4.2 Bedrijven en milieuzonering
Het aspect bedrijven en milieuzonering gaat in op de invloed die bedrijven kunnen hebben op ruimtelijke ontwikkelingen. Deze invloed is afhankelijk van de afstand tussen een gevoelige bestemming en bedrijvigheid. Milieugevoelige bestemmingen zijn gebouwen en terreinen die naar hun aard bestemd zijn voor het verblijf van personen gedurende de dag of nacht of een gedeelte daarvan, bijvoorbeeld woningen.

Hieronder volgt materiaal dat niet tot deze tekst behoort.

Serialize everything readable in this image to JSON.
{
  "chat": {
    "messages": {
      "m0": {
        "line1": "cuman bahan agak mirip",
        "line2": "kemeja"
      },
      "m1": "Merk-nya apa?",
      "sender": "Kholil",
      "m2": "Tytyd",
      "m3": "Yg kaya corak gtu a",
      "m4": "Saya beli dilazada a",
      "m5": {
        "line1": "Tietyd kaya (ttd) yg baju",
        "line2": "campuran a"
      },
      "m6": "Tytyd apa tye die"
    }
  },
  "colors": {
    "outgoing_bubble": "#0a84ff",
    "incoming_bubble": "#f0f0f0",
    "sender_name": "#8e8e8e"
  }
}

Bij een ruimtelijke ontwikkeling kan sprake zijn van reeds aanwezige bedrijvigheid en van nieuwe bedrijvigheid. Milieuzonering zorgt ervoor dat nieuwe bedrijven een juiste plek in de nabijheid van woningen krijgen en dat nieuwe woningen op een verantwoorde afstand van bedrijven komen te staan. In beide gevallen zorgt het aspect milieuzonering ervoor dat bedrijven op een juiste afstand van een gevoelige bestemming komen te staan, met als doel het waarborgen van de veiligheid en het garanderen van de continuïteit van de bedrijven.
Het belang van milieuzonering wordt steeds groter aangezien functiemenging steeds vaker voorkomt. Hierbij is het motto: 'Scheiden waar het moet, mengen waar het kan'.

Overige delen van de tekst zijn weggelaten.